Dati alla mano, sono 8094 i detenuti nelle carceri lombarde (fonte DAP 2010) a fronte di 5652 posti, dei quali 4137 stranieri. Le strutture penitenziarie sono 27: 19 istituti, 7 uffici di esecuzione penale esterna e 1 ospedale psichiatrico giudiziario. Le strutture minorili sono 5. Per far fronte ai numerosi aspetti connessi con la gestione dei detenuti, la loro formazione, la reintroduzione sociale, il problema dei minori, il cattivo stato dell’edilizia, occorre agire su diversi piani. Di questo si è parlato oggi nel convegno “Carcere, enti locali e sistema di welfare” organizzato dal gruppo regionale del Pd presso la sede del Consiglio regionale, a cui hanno preso parte esperti e responsabili di strutture e associazioni legate al mondo carcerario, oltre che esponenti politici.

Da poco in Lombardia è stata definita la figura del difensore, la quale assommerebbe in sé anche le funzioni del garante delle carceri.

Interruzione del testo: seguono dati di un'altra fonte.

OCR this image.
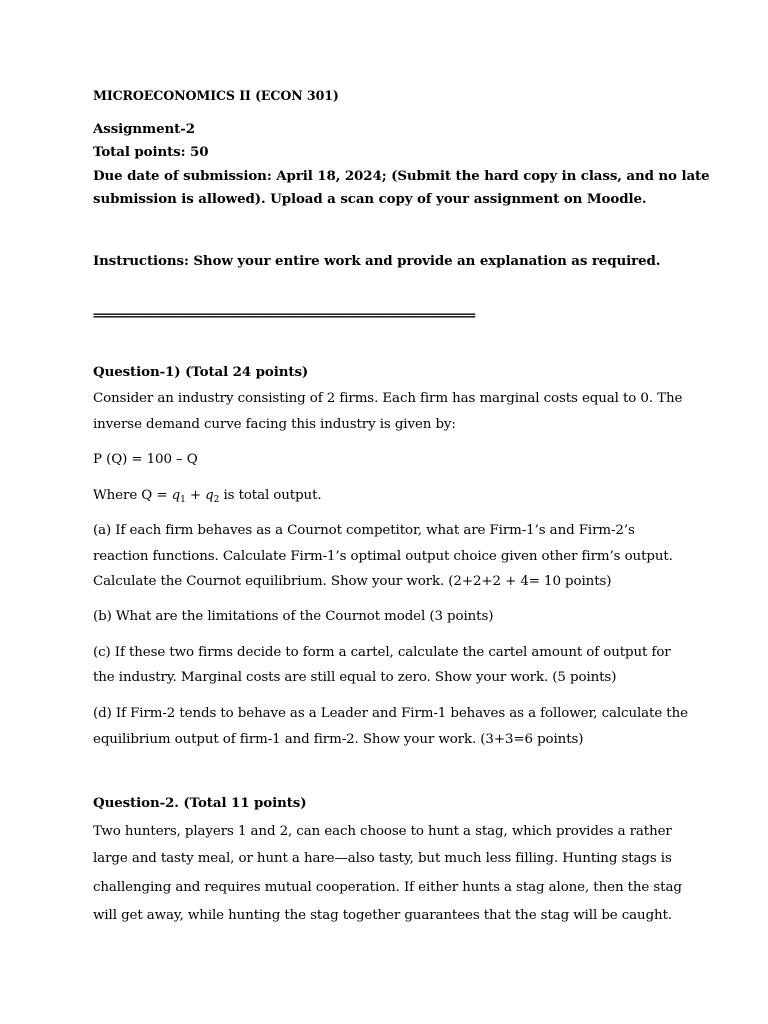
MICROECONOMICS II (ECON 301)
Assignment-2
Total points: 50
Due date of submission: April 18, 2024; (Submit the hard copy in class, and no late
submission is allowed). Upload a scan copy of your assignment on Moodle.
Instructions: Show your entire work and provide an explanation as required.
==================================================================
Question-1) (Total 24 points)
Consider an industry consisting of 2 firms. Each firm has marginal costs equal to 0. The
inverse demand curve facing this industry is given by:
P (Q) = 100 – Q
Where $Q = q_1 + q_2$ is total output.
(a) If each firm behaves as a Cournot competitor, what are Firm-1’s and Firm-2’s
reaction functions. Calculate Firm-1’s optimal output choice given other firm’s output.
Calculate the Cournot equilibrium. Show your work. (2+2+2 + 4= 10 points)
(b) What are the limitations of the Cournot model (3 points)
(c) If these two firms decide to form a cartel, calculate the cartel amount of output for
the industry. Marginal costs are still equal to zero. Show your work. (5 points)
(d) If Firm-2 tends to behave as a Leader and Firm-1 behaves as a follower, calculate the
equilibrium output of firm-1 and firm-2. Show your work. (3+3=6 points)
Question-2. (Total 11 points)
Two hunters, players 1 and 2, can each choose to hunt a stag, which provides a rather
large and tasty meal, or hunt a hare—also tasty, but much less filling. Hunting stags is
challenging and requires mutual cooperation. If either hunts a stag alone, then the stag
will get away, while hunting the stag together guarantees that the stag will be caught.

Tra le proposte del gruppo regionale del Pd vi è anzitutto quella di disciplinare meglio la figura del garante (che in questo momento è affidata appunto al difensore civico) e di delinearne precisamente funzioni e compiti.

Per noi non servono nuove leggi ma far funzionare al meglio quelle che esistono, perché se da un lato Regione Lombardia ha un buon impianto nel suo complesso, dall’altra spesso non vengono messe in campo le risorse necessarie a farlo funzionare e soprattutto non viene messa a sistema una vera rete di enti e associazioni.

Esce dal convegno infatti la proposta di realizzare un tavolo interassessorile per dare il via ad un piano che sappia generare una visione d’insieme sul carcerato e sulla sua famiglia e tarare di conseguenza gli strumenti più adeguati per rispondere alle problematiche relative alla detenzione e al reinserimento sociale del carcerato.

Infine grande attenzione va al mondo dell’infanzia, ai bambini che restano prigionieri di relazioni affettive interrotte a causa della permanenza dei genitori in strutture di detenzione. Anche nei confronti di questo target si stanno approntando proposte e attivando momenti di monitoraggio per dar vita a una rete che sappia concretamente rispondere ai bisogni.

Il tema dei figli di genitori di detenuti – ha ricordato Lia Sacerdote, presidente “Associazione bambini senza sbarre” – è un tema di salute pubblica, per questo va superato lo scollamento tra carceri e servizi esterni e va fatto un cambiamento culturale da parte degli operatori del mondo carcerario per favorire, nel modo meno traumatico possibile, l’accostamento bambino-carcere.